In a "spring-vanilla" environment (non-cloud) the properties can be easily set by using

  • application.properties / .yaml files with environment properties,
  • @ConfigurationProperties annotation.

However, this approach doesn't transfer to my Cloud environment, where the URL (and other parameters) are injected from the environment variable VCAP_SERVICES (via the ServiceInfo instances). I don't want to re-implement the logic which Spring Cloud already did with its connectors.

After some searching I also stumbled over some tutorials / guides, which suggest to make use of the PoolConfig object (e.g. http://cloud.spring.io/spring-cloud-connectors/spring-cloud-spring-service-connector.html#_relational_database_db2_mysql_oracle_postgresql_sql_server). However, that way one cannot set the properties I need but merely the following three:

  • minPoolSize,
  • maxPoolSize,
  • maxWaitTime.

Note that I don't want to set connection-related properties (such as charset), but the properties are associated with the pool itself.

In essence, I would like to do the configuration similarly to https://www.baeldung.com/spring-boot-tomcat-connection-pool (using spring.datasource.tomcat.* properties). The problem with that approach is that the properties are not considered if the datasource was created by Spring Cloud.

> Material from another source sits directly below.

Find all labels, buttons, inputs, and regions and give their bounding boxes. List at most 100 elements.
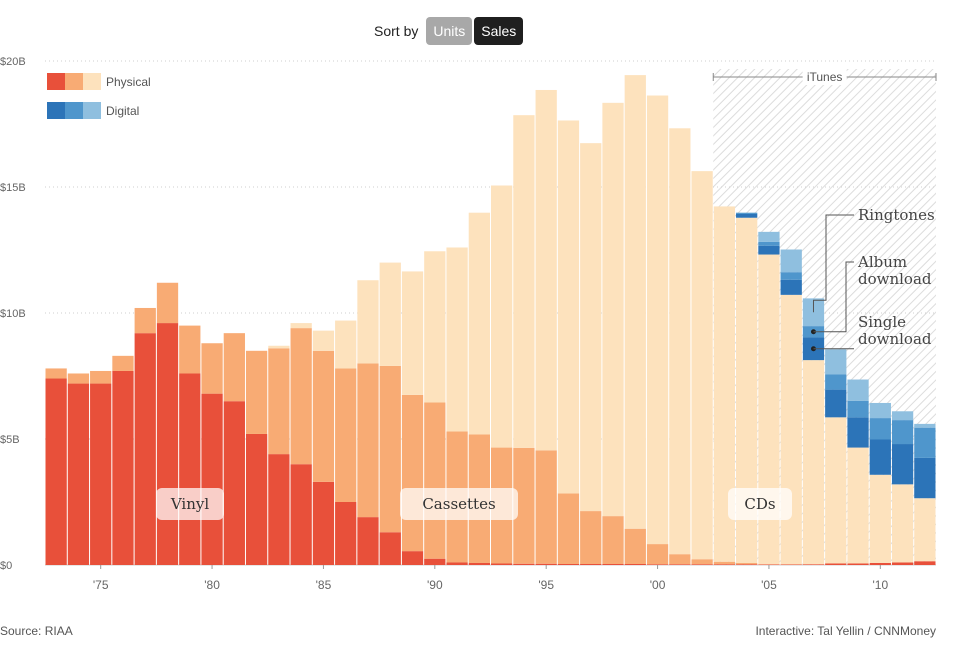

The article https://dzone.com/articles/binding-data-services-spring, section "Using a CloudFactory to create a DataSource", claims that the following code snippet makes it so that the configuration "can be tweaked using application.properties via spring.datasource.* properties":

@Bean
@ConfigurationProperties(DataSourceProperties.PREFIX)
public DataSource dataSource() {
  return cloud().getSingletonServiceConnector(DataSource.class, null);
}

However, my own local test (with spring-cloud:Greenwich.RELEASE and spring-boot-starter-parent:2.1.3.RELEASE) showed that those property values are simply ignored.

I found an ugly way to solve my problem but I think it's not appropriate:

  • Let spring-cloud create the DataSource, which is not the pooled DataSource directly,
  • check that the reference is a descendant of a DelegatingDataSource,
  • resolve the delegate, which is then the pool itself,
  • change the properties programmatically directly at the pool itself.

I do not believe that this is the right way as I am using internal knowledge (on the layering of datasources). Additionally, this approach does not work for the property initialSize, which is only considered when the pool is created.